D’abord, la concurrence entre la production d’huile et la croissance cellulaire. « Pour produire de l’huile, cela se fait généralement sous l’effet d’un stress qui va ralentir, voir stopper la croissance. Il y a une concurrence entre la multiplication de la biomasse et la production d’huile. Selon les espèces, la production est plus ou moins importante, on parle de 40 à 80 % de rendement d’huile » précise Juliette Salvaing.
Le deuxième obstacle reste le coût d’extraction. « Les micro-algues possèdent des parois ; à l’heure actuelle, les procédés d’extraction sont encore coûteux en énergie. Ce n’est pas encore rentable mais on y travaille pour améliorer cela et rendre ces biocarburants utilisables. »

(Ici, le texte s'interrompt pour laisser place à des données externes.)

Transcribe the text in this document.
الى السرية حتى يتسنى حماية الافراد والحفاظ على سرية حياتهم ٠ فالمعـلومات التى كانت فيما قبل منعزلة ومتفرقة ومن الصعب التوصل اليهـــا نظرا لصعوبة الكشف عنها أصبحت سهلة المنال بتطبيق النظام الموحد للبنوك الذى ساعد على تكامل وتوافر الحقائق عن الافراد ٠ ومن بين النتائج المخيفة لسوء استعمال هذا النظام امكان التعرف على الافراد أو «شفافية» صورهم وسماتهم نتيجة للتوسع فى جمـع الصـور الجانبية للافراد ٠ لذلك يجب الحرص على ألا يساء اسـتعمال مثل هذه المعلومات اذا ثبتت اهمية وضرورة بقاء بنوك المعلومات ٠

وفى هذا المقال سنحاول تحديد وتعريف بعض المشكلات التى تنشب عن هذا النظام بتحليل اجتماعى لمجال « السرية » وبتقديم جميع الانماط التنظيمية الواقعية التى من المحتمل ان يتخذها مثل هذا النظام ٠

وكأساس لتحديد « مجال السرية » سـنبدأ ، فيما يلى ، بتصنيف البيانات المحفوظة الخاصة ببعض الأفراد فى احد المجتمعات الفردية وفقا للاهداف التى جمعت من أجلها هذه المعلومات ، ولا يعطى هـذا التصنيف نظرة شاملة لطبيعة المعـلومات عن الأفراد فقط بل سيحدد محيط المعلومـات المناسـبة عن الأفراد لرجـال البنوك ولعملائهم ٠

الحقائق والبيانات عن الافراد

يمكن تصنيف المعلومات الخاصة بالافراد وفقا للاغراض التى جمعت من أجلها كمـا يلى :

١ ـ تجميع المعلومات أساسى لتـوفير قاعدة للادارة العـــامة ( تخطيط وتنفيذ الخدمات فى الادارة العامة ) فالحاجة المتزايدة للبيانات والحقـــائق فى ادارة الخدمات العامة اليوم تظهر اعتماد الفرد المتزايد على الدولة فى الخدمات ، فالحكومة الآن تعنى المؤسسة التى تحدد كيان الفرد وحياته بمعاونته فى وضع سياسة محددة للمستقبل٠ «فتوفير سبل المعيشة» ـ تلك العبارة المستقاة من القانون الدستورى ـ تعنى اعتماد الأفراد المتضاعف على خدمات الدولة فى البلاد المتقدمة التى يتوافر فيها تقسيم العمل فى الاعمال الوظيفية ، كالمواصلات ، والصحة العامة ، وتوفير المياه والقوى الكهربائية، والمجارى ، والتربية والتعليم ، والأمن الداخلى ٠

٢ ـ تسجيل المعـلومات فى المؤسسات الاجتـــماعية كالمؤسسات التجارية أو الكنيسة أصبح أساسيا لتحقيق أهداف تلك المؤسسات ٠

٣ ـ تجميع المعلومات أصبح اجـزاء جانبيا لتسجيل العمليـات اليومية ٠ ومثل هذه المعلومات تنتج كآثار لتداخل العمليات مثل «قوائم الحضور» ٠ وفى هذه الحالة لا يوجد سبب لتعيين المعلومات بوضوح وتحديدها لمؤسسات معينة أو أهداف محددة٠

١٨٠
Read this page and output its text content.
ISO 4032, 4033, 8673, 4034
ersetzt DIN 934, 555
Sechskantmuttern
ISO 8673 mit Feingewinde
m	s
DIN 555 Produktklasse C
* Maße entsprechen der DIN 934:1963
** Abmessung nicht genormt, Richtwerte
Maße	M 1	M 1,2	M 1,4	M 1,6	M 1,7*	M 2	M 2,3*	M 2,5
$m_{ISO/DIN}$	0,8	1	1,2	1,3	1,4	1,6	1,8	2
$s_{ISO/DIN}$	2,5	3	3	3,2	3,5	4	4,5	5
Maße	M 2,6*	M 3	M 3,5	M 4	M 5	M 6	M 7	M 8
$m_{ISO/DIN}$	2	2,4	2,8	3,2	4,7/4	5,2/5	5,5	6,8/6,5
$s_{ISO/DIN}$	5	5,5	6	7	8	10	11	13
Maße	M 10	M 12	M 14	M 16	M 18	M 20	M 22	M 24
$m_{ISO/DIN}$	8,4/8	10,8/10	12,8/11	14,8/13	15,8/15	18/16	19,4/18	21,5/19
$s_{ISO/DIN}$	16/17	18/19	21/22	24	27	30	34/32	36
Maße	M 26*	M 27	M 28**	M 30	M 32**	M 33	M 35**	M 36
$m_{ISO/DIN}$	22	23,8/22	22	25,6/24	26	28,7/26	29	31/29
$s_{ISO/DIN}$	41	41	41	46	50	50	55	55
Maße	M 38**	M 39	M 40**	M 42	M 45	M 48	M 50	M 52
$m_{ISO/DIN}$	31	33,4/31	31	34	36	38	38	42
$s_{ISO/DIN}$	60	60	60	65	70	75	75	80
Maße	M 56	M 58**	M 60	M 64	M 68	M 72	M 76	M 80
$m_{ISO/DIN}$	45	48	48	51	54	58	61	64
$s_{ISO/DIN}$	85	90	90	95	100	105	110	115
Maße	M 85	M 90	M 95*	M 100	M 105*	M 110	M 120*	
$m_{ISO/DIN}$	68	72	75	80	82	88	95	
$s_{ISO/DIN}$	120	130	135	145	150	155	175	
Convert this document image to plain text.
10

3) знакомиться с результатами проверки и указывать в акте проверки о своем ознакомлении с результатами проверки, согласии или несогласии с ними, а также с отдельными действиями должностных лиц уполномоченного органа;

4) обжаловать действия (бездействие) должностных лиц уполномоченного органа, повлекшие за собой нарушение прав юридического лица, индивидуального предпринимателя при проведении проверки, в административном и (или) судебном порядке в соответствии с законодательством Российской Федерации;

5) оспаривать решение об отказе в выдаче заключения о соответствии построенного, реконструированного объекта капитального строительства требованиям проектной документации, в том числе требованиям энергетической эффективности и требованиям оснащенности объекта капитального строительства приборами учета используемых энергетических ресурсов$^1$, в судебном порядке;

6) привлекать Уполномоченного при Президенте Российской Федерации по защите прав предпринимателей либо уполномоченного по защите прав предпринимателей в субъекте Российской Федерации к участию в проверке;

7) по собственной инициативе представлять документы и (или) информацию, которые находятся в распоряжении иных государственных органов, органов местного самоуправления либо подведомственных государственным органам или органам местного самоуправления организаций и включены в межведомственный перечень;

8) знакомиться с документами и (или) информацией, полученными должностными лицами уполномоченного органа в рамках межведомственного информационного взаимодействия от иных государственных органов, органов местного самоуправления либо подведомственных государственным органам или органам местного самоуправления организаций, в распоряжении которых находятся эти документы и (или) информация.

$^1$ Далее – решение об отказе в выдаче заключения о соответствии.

« Avec la recherche, on a montré la faisabilité. À ce jour, on sait faire marcher un moteur à explosion avec de l’huile issue d’algues de plantes. Mais non, on n’a pas encore de rendements économiques comparables à ce que l’on récupère dans le sol. […] Il est possible que nous ayons à basculer vers un nouveau modèle économique dans le secteur des énergies. Il faut imaginer un changement pour l’avenir » confirme Eric Maréchal.
Toujours en phase de recherche, les équipes de scientifiques ont besoin de retours d’industriels pour « optimiser les souches et les procédés de culture ». Afin de produire à grande échelle, au-delà des tubes à essai de laboratoires, un système industriel doit s’emparer du projet pour le développer. Ici, c’est TotalEnergies qui s’approprie les procédés afin d’explorer la possible utilisation de micro-algues comme biocarburants de gros-porteurs. « Il est probable que certaines souches ne résisteront pas à ce passage à grande échelle. Il va falloir passer de quelques millilitres à des milliers de mètres cube. C’est la compétence d’industriels, mais ça ne paraît pas aberrant du tout » conclut le directeur de l’IRIG.